Reddit is eyeing a $15 billion IPO. Here’s how it became the giant cultural force it is today.


https://www.businessofbusiness.com/articles/reddit-15-billion-ipo-cultural-force/

Reddit is many things: the people’s forum, a repository of the dankest memes, the not-so-secret weapon against Wall Street, and “the front page of the internet”. It might also soon be known as a publicly traded company valued at $15 billion. The famed social media platform plans to take itself public sometime this year (possibly as soon as this month). Reddit has already filed preliminary IPO registration statements with the SEC and has engaged Morgan Stanley and Goldman Sachs to guide it. 

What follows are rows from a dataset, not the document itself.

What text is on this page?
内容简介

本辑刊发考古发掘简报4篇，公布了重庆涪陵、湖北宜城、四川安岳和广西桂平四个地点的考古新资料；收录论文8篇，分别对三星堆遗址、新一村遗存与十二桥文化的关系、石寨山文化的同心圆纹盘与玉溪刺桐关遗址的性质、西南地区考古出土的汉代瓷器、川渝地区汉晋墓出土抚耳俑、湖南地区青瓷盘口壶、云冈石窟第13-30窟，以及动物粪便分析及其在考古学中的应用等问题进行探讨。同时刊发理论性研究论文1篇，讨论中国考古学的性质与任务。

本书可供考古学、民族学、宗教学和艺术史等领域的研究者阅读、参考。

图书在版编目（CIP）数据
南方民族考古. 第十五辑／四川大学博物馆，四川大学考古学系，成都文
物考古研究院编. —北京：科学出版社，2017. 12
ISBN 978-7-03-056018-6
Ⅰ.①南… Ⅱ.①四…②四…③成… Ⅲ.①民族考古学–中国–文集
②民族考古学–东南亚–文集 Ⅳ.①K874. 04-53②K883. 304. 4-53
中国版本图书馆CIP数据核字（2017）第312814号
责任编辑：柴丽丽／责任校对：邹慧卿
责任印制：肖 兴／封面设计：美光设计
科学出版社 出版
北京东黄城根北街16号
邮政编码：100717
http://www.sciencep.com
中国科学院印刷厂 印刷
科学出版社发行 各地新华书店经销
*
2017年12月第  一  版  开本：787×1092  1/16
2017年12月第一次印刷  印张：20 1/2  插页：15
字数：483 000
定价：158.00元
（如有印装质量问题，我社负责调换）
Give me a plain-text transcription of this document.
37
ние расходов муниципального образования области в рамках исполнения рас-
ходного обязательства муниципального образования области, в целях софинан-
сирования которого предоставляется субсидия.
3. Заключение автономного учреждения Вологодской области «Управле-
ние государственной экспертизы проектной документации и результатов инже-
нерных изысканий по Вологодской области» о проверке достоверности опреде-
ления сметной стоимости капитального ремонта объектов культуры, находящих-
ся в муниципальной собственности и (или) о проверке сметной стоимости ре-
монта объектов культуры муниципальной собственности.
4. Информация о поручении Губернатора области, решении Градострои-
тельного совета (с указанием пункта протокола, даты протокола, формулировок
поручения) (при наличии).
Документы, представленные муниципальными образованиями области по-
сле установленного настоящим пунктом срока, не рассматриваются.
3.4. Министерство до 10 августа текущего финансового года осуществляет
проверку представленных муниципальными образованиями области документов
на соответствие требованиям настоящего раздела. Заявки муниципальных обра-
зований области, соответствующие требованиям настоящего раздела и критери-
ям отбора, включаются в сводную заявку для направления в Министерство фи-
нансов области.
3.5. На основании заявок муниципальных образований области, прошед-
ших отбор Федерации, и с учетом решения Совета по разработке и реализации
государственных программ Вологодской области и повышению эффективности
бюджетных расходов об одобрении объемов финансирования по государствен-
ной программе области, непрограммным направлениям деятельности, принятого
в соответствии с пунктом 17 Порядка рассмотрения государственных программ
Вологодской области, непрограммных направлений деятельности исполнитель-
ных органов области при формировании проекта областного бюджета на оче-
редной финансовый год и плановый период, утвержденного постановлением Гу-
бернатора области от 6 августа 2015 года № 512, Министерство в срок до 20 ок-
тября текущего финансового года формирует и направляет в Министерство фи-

This potential IPO represents a big moment for a company that has undeniably earned itself a prominent place in the internet zeitgeist. Internet dwellers have long turned to Reddit’s online communities for loosely moderated bonding over shared passions ranging from tripping acid to admiring the CCP. Over years of playing host to strange worlds of bronies and NSFW video enthusiasts, the platform has contributed much slang to the pop culture lexicon. But the platform really showed its reach in 2021, when posters on r/WallStreetBets orchestrated a short squeeze of multiple stocks including GameStop and AMC. Until Reddit goes public, the term “Reddit stock” refers to securities hyped by retail investors on the platform. The successful effort to stick it to institutional investors sent shockwaves through Wall Street and may have inspired a DOJ inquiry into a number of prominent short sellers. 

A company with a big role in internet history, Reddit has quite a history of its own. Its story embodies the spirit of Web2 entrepreneurship, with its college-nerd beginnings, minor trickery, and a corporate acquisition that left its founders feeling short-changed.